I'm not sure if I can really support this. It seems like there's something evil about completely removing agriculture from the environment. I mean, agriculture is buy cialis in beijing already extremely unnatural, especially the way industrialized countries do it, but this is just nuts!
The people at Organitech have been creating systems to create leafy vegetables in fairly sterile hydroponic greenhouses for some time. The plants grow extremely quickly, are entirely free from pests (and dirt) and almost all of buy generic viagra cheap the harvesting is done by robots, so there are no labor costs.
But now Organitech is looking to remove that last vestiage of nature...the sun. They're thinking of turning the buy viagra online canada hundreds of thousands of discarded shipping containers that are too cheap to ship back to China into organic farms. The shipping containers could be filled with racks of hydroponically grown, pesticide-free, disease-free, low-water-using plants all controlled robotically for optimal yield.
The containers could then be stacked creating, in essence, vertical farms that would have a per acre yield of thousands of times more than conventional farms.

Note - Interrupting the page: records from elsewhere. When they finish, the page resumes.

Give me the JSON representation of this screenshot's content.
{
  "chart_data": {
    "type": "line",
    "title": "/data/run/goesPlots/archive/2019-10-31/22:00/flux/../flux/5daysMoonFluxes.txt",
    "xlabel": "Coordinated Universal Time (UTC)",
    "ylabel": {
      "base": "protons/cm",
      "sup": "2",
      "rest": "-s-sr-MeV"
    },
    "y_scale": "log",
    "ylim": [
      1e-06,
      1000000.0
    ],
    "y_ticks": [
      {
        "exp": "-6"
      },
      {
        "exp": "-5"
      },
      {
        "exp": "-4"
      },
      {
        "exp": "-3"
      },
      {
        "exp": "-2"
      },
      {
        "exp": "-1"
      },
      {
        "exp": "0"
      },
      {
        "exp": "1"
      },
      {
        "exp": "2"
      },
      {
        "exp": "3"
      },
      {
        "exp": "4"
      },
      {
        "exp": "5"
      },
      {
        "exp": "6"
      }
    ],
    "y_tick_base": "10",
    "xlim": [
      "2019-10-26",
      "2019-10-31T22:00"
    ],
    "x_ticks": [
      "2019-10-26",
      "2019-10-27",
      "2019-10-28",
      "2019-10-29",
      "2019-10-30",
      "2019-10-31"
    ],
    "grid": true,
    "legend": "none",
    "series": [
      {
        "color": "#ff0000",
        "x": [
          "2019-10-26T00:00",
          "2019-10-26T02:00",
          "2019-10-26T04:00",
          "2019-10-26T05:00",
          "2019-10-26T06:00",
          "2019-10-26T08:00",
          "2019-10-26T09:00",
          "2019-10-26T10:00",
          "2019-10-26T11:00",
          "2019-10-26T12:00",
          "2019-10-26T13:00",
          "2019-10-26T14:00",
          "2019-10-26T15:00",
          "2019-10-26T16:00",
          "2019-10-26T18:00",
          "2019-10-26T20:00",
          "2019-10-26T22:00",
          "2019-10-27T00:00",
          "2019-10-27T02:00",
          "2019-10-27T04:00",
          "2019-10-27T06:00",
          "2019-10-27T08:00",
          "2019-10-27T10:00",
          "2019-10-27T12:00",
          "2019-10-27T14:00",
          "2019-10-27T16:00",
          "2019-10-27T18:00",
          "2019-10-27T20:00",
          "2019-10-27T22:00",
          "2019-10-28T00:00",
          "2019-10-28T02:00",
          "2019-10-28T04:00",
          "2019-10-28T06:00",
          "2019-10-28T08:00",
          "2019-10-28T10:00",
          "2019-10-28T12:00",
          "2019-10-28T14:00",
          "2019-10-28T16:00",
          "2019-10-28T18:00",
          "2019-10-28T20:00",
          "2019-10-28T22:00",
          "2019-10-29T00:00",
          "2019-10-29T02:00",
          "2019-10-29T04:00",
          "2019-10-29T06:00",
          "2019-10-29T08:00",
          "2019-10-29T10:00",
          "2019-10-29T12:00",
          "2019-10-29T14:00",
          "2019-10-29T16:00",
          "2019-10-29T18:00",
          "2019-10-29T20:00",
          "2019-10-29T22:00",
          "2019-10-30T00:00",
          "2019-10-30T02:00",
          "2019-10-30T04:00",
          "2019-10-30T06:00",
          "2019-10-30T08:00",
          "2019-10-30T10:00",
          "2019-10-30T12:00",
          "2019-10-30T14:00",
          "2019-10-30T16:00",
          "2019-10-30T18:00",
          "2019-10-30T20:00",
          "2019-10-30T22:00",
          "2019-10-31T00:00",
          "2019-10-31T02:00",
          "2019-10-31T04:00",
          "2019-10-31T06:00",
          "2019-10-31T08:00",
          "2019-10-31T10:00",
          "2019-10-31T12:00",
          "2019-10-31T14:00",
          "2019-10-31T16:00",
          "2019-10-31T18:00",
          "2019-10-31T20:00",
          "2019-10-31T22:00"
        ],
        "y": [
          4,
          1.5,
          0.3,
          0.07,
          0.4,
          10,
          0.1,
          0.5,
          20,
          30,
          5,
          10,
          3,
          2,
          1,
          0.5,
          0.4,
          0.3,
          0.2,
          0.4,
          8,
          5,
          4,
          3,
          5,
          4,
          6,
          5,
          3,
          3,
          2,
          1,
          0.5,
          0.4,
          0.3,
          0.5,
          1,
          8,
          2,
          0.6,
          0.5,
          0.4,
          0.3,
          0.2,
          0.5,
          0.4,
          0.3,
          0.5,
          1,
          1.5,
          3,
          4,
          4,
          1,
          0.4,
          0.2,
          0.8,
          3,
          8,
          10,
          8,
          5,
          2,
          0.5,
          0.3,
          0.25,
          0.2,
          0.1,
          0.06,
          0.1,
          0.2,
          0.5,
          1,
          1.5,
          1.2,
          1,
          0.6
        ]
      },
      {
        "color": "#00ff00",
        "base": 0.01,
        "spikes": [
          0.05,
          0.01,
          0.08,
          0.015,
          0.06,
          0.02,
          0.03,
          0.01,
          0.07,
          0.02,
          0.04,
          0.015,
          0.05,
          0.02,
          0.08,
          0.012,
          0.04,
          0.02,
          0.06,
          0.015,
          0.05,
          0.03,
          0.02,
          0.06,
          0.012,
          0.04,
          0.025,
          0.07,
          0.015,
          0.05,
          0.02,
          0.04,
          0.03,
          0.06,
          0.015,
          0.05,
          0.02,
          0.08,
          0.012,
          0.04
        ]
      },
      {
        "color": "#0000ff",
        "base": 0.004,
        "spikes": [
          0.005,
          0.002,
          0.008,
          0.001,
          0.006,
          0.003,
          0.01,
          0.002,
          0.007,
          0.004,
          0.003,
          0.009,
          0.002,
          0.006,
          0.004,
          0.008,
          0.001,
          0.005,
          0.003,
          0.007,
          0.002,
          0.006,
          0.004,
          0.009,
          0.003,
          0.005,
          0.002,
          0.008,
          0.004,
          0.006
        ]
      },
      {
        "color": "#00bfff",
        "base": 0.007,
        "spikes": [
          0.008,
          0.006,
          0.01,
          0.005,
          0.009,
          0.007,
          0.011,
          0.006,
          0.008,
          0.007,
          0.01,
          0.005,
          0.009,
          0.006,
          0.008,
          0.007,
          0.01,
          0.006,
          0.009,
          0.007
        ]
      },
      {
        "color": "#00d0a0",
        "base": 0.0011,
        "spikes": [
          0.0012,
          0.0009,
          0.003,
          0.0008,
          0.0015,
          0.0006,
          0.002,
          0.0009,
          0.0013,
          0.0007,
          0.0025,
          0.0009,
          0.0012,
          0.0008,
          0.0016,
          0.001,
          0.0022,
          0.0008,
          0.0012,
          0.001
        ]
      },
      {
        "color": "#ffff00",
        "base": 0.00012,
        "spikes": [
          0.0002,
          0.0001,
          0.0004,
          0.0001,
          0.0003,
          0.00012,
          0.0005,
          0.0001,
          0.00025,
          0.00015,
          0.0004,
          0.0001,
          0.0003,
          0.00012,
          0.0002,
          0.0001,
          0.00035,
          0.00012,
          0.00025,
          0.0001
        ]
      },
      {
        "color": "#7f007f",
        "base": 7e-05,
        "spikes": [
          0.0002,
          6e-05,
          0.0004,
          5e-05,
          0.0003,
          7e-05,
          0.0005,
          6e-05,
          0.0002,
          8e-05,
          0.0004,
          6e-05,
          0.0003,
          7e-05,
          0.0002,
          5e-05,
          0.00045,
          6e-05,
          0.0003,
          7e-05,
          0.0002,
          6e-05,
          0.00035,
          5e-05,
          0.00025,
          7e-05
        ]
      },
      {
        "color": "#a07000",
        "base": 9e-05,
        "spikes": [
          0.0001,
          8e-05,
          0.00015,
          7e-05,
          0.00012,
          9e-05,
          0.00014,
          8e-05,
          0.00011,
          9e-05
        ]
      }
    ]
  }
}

The container farms could be distributed throughout the world, and would produce food from Siberia to the Sahara as long as they were plugged in. This would signficantly reduce transportation consts, and make communities much less susceptible to viagra where to buy global markets and get viagra fast climate change.
So I think I'm coming down on www.privateeryachts.com the side of link for you viagra no rx required good, though I will admit that I don't want my species to be any more separate from the natural environment than we already are.
For more on Organitech, check out this awesome video (turn down the voice track and you could totally rave to it.)